A weather balloon carrying a microfilm rises into the Arctic air. A Soviet Air Force MiG travelling at Mach 2 swoops in to ensnare it. But, gazing upwards from the ice into the freezing sky, Commander James Ferraday squeezes a remote trigger. The film capsule explodes, debris falls to the snow and the two armies facing each other across the frigid waste retreat into the blizzard.
Admittedly this is the denouement to a 1968 movie starring Rock Hudson and Patrick McGoohan, rather than the Red Army facing off with a bunch of Western spooks, but it is probably one of the best endings to a Cold War plot in cinematic history. And more significantly Ice Station Zebra, adapted from a novel written by Alistair MacLean, was based on fact.
Hudson, who played American submarine captain Ferraday, had been dispatched to the North Pole to retrieve a film ejected from a reconnaissance satellite that had come down in the Arctic. He was racing to beat the Soviets, who were also desperate to get hold of it. Back in the 1960s, this stuff was really going on.
Today it’s fair to say that, for better or worse, we are used to being under surveillance, whether from CCTV in the supermarket or our online shopping habits generating any number of algorithms designed to sell us more.
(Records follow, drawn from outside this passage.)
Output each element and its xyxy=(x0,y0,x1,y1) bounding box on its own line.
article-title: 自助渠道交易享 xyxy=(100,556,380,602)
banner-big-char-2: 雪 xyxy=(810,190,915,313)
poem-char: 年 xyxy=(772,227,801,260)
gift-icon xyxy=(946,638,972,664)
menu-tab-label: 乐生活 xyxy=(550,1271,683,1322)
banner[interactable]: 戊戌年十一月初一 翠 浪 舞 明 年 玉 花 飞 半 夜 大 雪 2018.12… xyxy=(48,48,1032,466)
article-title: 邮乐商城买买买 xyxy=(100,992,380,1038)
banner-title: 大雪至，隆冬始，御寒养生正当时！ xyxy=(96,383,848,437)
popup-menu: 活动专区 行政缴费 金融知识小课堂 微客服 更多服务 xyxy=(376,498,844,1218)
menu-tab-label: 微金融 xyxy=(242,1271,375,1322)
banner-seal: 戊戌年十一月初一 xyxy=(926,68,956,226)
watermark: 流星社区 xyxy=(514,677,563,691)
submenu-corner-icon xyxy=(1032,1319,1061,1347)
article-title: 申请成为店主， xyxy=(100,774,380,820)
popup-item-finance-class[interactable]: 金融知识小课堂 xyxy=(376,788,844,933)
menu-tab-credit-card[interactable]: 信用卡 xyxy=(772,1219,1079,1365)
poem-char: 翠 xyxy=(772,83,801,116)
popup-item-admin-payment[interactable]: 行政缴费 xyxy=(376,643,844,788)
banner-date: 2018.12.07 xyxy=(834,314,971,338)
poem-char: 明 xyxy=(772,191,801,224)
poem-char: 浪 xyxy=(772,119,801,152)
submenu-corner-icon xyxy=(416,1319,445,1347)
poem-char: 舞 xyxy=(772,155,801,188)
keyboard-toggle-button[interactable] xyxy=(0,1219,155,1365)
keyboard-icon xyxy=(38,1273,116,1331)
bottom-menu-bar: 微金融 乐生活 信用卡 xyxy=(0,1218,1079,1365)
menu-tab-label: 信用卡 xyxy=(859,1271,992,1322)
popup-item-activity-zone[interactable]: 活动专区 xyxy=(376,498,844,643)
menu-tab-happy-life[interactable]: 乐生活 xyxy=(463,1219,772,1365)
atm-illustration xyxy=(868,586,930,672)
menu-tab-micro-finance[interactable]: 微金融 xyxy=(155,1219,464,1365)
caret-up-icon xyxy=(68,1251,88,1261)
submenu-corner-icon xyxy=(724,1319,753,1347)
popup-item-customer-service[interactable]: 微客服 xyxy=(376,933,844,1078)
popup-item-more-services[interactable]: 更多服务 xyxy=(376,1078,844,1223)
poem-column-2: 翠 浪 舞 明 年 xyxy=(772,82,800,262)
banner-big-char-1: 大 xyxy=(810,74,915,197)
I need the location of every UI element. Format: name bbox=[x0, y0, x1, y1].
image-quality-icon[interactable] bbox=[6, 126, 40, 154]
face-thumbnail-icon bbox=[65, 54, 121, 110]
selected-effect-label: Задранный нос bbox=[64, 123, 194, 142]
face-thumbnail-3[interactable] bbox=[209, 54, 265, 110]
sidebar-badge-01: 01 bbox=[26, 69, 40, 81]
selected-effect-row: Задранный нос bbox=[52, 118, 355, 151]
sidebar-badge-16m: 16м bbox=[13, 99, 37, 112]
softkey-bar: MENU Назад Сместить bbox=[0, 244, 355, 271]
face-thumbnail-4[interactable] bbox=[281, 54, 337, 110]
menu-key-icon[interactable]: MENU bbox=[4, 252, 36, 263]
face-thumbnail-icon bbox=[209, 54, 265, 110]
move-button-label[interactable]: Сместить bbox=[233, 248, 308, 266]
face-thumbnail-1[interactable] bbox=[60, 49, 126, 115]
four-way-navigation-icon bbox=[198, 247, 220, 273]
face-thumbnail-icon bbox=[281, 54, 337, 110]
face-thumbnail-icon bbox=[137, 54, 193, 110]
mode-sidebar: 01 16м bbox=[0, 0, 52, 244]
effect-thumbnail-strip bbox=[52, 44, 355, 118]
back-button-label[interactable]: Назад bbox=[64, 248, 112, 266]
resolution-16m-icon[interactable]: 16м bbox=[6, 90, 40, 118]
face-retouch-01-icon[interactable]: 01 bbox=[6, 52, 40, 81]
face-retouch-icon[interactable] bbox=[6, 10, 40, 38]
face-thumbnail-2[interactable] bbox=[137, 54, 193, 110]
And we appear equally unperturbed knowing that satellites are orbiting our planet recording everything from forest destruction to levels of pollution to military installations. Much of what we know about the Russian invasion of Ukraine is from intelligence gleaned from satellites.
Back in the 1960s, at the height of the superpower Cold War between the United States and the Soviet Union, that was not the case. If you wanted to take a peek at the enemy’s territory you needed to send a high-altitude flight into their airspace, with all the obvious risks involved.